The discrepancy in numbers was largely because many young people have stereotyped opinions of Mercedes cars. Young customers tend to view the cars as “stuffy” and “more for their fathers than for themselves,” Tan said. Appreciation for Mercedes comes more from the prestige associated with the brand than from the cars themselves.
Tan’s presentation focused on the new CLA-Class cars , which are Mercedes’ solution to resolving its relatively low popularity among the young. The CLA cars feature a compact design and a relatively low price — models start at less than $30,000. Tan thinks the huge success of CLA cars since their release has largely been due to Mercedes’ effective marketing strategies.
Although CLA cars were first sold in the United States in September 2013, they were advertised starting in February of that year during the Super Bowl. Mercedes’ Superdome Stadium hosted the game and the company put up a commercial starring Kate Upton two weeks before the game.
On game day, before the fourth quarter, Mercedes aired another commercial. The commercials’ high quality generated enough buzz to successfully sell CLA cars, Tan said.
In the next few months, Mercedes put its main marketing focus on social networking. Mercedes first established a partnership with famous filmmaker Case Neistat. In exchange for a CLA car, Neistat made four videos showing his personal experience with Mercedes’ vehicles.
Mercedes also invited Instagram’s five most popular photographers to drive CLA vehicles and post photos to the site. The photographer whose post garnered the most attention won a car.

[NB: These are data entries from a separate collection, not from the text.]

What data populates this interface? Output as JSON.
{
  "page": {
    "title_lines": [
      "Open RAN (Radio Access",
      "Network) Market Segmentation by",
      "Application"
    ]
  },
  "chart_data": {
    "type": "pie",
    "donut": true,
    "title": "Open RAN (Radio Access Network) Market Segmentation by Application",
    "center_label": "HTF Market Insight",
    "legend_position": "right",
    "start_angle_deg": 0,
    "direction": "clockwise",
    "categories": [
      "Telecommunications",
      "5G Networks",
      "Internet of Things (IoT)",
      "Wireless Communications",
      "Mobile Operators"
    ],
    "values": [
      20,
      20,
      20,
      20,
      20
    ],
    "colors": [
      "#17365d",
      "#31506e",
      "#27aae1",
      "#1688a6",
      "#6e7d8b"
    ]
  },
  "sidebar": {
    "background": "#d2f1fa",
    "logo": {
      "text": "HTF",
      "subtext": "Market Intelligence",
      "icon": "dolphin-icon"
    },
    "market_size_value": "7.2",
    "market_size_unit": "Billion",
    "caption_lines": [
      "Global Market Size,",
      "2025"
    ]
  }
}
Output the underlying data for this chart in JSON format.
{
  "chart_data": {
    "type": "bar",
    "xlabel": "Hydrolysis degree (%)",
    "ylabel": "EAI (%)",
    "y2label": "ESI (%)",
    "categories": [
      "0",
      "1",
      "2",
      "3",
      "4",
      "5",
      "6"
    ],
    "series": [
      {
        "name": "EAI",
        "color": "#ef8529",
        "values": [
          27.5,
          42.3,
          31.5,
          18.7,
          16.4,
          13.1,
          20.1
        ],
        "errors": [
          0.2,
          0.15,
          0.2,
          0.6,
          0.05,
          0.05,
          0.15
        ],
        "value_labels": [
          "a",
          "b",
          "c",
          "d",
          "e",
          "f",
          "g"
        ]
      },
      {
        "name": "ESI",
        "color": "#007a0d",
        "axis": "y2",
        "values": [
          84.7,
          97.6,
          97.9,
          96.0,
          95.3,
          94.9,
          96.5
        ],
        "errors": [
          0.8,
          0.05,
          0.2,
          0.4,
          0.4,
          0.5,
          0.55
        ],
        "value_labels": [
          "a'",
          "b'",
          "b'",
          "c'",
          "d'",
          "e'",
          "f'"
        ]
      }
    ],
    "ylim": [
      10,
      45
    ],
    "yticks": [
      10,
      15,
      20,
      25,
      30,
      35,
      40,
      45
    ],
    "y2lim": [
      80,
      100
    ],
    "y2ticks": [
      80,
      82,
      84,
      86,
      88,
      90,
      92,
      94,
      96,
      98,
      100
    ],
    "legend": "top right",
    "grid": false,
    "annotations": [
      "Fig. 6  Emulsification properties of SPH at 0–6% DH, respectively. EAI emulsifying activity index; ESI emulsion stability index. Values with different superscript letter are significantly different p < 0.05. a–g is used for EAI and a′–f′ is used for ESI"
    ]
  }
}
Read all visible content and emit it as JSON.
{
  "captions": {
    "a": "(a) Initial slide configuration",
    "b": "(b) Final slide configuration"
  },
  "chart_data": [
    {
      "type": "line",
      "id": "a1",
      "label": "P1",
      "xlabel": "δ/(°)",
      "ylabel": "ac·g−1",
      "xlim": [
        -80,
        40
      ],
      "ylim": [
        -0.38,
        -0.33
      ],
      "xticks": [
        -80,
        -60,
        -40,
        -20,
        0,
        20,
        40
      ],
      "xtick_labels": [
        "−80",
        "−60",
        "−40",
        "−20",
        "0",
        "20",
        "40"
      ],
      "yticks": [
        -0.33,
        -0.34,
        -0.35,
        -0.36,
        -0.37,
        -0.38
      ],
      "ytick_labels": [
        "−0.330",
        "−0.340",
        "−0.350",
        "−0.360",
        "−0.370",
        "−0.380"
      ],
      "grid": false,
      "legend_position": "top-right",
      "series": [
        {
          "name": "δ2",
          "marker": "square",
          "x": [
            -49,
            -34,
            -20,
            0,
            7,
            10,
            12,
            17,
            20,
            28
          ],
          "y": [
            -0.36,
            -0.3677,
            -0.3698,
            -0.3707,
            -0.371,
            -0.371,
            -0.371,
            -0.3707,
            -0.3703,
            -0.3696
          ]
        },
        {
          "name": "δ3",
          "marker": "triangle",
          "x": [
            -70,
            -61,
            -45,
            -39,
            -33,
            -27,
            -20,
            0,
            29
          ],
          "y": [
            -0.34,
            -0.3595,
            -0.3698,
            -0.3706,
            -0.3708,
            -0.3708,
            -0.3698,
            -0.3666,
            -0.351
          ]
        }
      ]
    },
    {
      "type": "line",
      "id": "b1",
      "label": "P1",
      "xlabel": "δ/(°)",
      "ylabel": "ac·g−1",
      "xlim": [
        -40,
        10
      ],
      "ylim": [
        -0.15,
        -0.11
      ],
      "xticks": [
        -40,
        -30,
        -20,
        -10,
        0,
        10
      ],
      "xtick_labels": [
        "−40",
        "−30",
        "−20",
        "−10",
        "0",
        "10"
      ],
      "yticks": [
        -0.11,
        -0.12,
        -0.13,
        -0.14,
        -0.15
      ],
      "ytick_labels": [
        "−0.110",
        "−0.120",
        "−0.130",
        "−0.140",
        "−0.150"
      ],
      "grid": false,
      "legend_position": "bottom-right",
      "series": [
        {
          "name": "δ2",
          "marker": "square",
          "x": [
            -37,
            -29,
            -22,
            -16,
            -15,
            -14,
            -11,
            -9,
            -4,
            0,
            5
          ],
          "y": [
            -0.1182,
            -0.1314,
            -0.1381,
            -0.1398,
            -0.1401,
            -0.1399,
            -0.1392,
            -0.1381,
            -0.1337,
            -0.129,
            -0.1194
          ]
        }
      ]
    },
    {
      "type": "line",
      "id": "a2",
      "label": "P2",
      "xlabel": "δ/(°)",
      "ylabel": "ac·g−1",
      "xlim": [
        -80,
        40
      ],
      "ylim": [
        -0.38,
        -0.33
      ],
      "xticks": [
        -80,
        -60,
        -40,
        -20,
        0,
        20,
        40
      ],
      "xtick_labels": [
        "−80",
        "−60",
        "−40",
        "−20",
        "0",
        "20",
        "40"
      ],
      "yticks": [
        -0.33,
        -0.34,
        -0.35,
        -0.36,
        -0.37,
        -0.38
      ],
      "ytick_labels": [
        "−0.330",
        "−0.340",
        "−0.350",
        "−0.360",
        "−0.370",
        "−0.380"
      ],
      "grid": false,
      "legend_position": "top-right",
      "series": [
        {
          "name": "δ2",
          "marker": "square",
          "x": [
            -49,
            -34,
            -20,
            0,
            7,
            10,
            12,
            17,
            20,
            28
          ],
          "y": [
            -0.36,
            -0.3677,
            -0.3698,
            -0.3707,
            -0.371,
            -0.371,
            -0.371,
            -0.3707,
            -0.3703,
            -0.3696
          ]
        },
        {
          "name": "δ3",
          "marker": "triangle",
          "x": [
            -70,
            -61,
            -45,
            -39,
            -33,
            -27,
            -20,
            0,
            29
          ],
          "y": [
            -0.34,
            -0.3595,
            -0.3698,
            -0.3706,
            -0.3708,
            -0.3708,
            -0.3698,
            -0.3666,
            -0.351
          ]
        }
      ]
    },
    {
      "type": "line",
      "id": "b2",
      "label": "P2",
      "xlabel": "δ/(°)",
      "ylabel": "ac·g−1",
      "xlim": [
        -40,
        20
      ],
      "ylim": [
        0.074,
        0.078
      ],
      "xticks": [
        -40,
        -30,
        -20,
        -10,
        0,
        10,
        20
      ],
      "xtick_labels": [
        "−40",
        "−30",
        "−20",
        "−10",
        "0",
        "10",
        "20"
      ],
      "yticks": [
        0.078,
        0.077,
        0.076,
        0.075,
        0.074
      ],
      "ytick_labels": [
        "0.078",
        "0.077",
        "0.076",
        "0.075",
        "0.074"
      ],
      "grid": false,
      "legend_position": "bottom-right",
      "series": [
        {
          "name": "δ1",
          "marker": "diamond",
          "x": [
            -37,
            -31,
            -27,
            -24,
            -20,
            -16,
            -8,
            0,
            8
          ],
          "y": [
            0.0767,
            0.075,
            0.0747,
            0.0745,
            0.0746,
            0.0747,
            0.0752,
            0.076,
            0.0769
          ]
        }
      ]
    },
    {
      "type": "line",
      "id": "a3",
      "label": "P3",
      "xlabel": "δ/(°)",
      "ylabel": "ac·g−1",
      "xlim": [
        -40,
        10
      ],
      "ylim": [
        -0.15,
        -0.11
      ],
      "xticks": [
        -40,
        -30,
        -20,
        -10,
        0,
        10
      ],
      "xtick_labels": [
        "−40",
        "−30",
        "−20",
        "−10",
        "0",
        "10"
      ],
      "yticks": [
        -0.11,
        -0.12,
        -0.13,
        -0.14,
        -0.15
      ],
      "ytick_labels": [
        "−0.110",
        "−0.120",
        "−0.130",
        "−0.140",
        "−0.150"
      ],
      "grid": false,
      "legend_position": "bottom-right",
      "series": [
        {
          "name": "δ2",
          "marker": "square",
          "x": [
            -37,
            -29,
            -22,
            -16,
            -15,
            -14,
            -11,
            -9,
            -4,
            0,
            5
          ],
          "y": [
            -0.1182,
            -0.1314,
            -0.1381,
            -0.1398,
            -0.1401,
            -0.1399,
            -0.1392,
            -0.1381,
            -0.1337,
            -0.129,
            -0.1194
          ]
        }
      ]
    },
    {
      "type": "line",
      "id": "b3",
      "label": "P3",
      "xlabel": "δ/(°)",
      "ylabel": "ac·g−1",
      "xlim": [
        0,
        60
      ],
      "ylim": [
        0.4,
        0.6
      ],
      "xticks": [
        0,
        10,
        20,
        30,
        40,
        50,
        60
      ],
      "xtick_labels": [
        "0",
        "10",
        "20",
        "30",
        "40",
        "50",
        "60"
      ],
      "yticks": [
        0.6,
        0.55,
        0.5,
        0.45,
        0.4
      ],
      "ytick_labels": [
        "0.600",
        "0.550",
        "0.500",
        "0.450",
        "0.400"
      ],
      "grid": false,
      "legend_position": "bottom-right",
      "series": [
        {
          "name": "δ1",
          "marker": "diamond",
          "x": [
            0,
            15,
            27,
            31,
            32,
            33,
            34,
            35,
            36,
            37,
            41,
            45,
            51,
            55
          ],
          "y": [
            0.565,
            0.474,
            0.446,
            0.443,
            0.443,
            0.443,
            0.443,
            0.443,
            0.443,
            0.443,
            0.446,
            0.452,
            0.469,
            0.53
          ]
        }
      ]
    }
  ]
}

Tan said that the effort paid off in September. The average age for CLA buyers was 46 — 11 years younger than Mercedes buyers in general. Mercedes ended up with an 82 percent conquest rate, or percentage of new buyers who had previously chosen another brand. Seventy percent of new buyers had never previously bought a luxury car. “It was the greatest advertising in Mercedes’ history,” Tan said.